We have shown that sections of the call sequences produced by Campbell’s monkeys vary in their temporal organisation in systematic ways, hereby potentially generating cues for receivers that are not yet conveyed by calls or sequence concatenation. Specifically, we have shown that caller identity, level of threat, mode of detection, and type of anti-predator behaviour were reliably linked with differences in call rates. K+ series, which have an unspecific alert function (Ouattara et al. 2009a), were slower in non-predatory than predatory contexts. We found no call rate effects related to predator types, but faster rates in cases of visual than auditory predator detection for both K+ series to both predators, and K series to leopards specifically. For H series, the critical variable was whether or not the caller attacked the eagle.

One interpretation of these findings is that differences in call rates within sequences are related to the psychological state induced by the eliciting stimuli. It seems safe to assume that non-predatory events, such as falling branches, rank lower in terms of perceived threat than predators. Also, seeing a predator may be perceived as more urgent than hearing its calls from a distance or via the alarm calls of another species (Blumstein et al. 2000; Schel et al. 2009). The relationship between the psychological states experienced by an animal and the morphology of the generated sound is poorly understood. Most researchers tacitly assume a gradual relationship, with increased arousal leading to increased changes in the acoustic features, although there are no strong reasons to rule out other types of relations, such as a threshold function.

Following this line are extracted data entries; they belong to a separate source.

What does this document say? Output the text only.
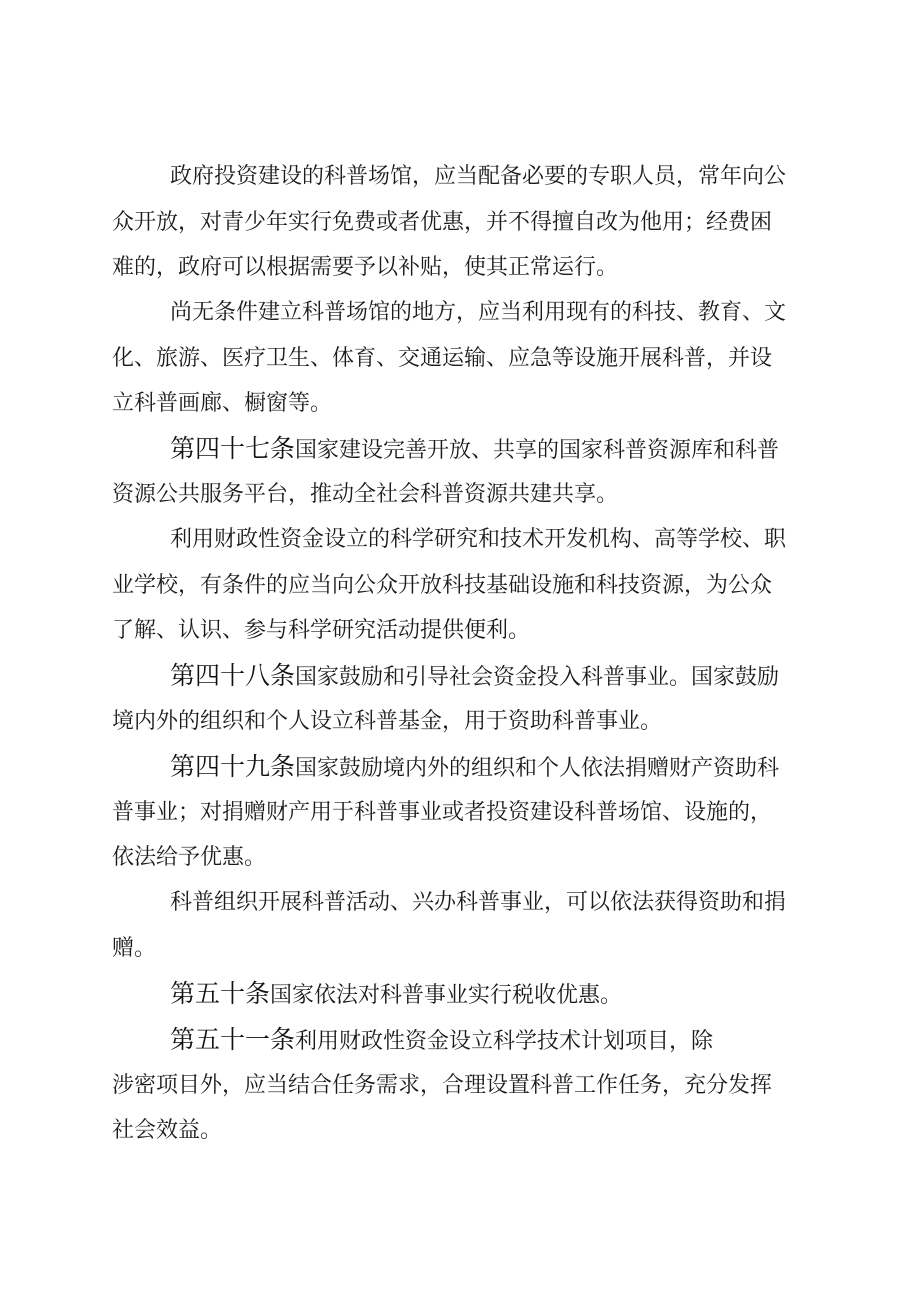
政府投资建设的科普场馆，应当配备必要的专职人员，常年向公
众开放，对青少年实行免费或者优惠，并不得擅自改为他用；经费困
难的，政府可以根据需要予以补贴，使其正常运行。
尚无条件建立科普场馆的地方，应当利用现有的科技、教育、文
化、旅游、医疗卫生、体育、交通运输、应急等设施开展科普，并设
立科普画廊、橱窗等。
第四十七条国家建设完善开放、共享的国家科普资源库和科普
资源公共服务平台，推动全社会科普资源共建共享。
利用财政性资金设立的科学研究和技术开发机构、高等学校、职
业学校，有条件的应当向公众开放科技基础设施和科技资源，为公众
了解、认识、参与科学研究活动提供便利。
第四十八条国家鼓励和引导社会资金投入科普事业。国家鼓励
境内外的组织和个人设立科普基金，用于资助科普事业。
第四十九条国家鼓励境内外的组织和个人依法捐赠财产资助科
普事业；对捐赠财产用于科普事业或者投资建设科普场馆、设施的，
依法给予优惠。
科普组织开展科普活动、兴办科普事业，可以依法获得资助和捐
赠。
第五十条国家依法对科普事业实行税收优惠。
第五十一条利用财政性资金设立科学技术计划项目，除
涉密项目外，应当结合任务需求，合理设置科普工作任务，充分发挥
社会效益。
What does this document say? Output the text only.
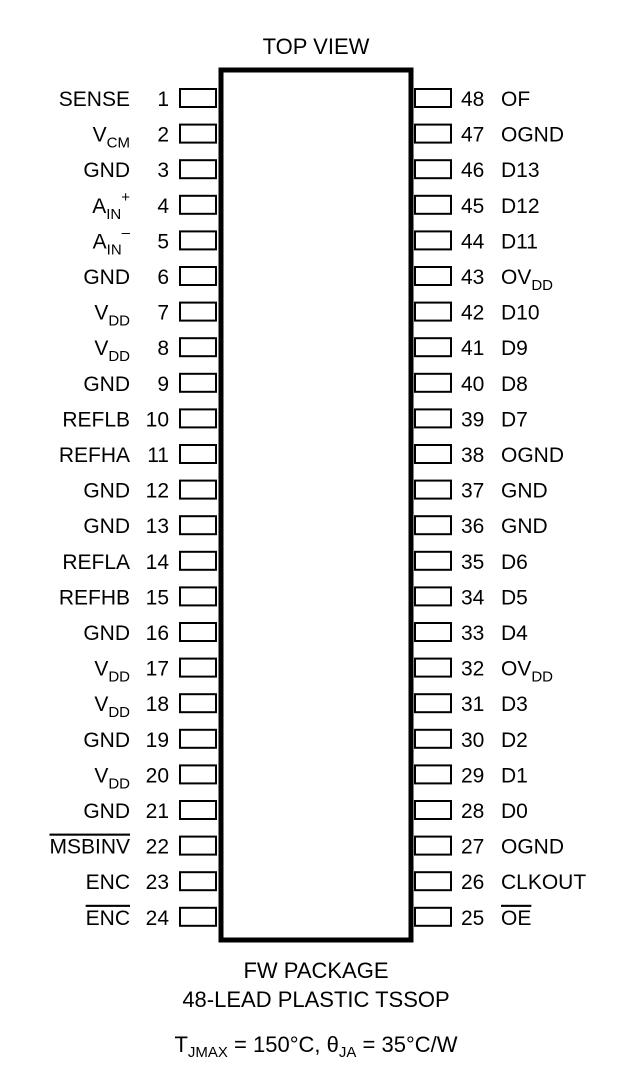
TOP VIEW
1
SENSE
2
$V_{CM}$
3
GND
4
$A_{IN}^+$
5
$A_{IN}^-$
6
GND
7
$V_{DD}$
8
$V_{DD}$
9
GND
10
REFLB
11
REFHA
12
GND
13
GND
14
REFLA
15
REFHB
16
GND
17
$V_{DD}$
18
$V_{DD}$
19
GND
20
$V_{DD}$
21
GND
22
MSBINV
23
ENC
24
ENC
48 OF
47 OGND
46 D13
45 D12
44 D11
43 $OV_{DD}$
42 D10
41 D9
40 D8
39 D7
38 OGND
37 GND
36 GND
35 D6
34 D5
33 D4
32 $OV_{DD}$
31 D3
30 D2
29 D1
28 D0
27 OGND
26 CLKOUT
25 OE
FW PACKAGE
48-LEAD PLASTIC TSSOP
$T_{JMAX} = 150^\circ C$, $\theta_{JA} = 35^\circ C/W$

One call series, the B series, differed individually, something that has been found previously in penguins (Searby et al. 2004). Many forest guenons produce stereotypic series of B calls to various non-predatory events (Gautier 1988). In Campbell’s monkeys, B series always consist of two calls, but inter-call intervals differed reliably between individuals. Campbell’s monkeys discriminate between other subtle acoustic features (Lemasson et al. 2005), suggesting that the monkeys perceive these biologically relevant cues of identity.

In conclusion, male Campbell’s monkeys produce a rich set of acoustic cues, which co-vary systematically with several event features experienced by the caller, many of which are crucial for listeners in order to make adaptive decisions. Although the necessary playback experiments have yet to be done, a variety of evidence from closely related species suggests that listeners would attend to these features to identify individuals (Cercopithecus nictitans; Arnold and Zuberbühler 2008) and to draw inferences about external events (Arnold and Zuberbühler 2008).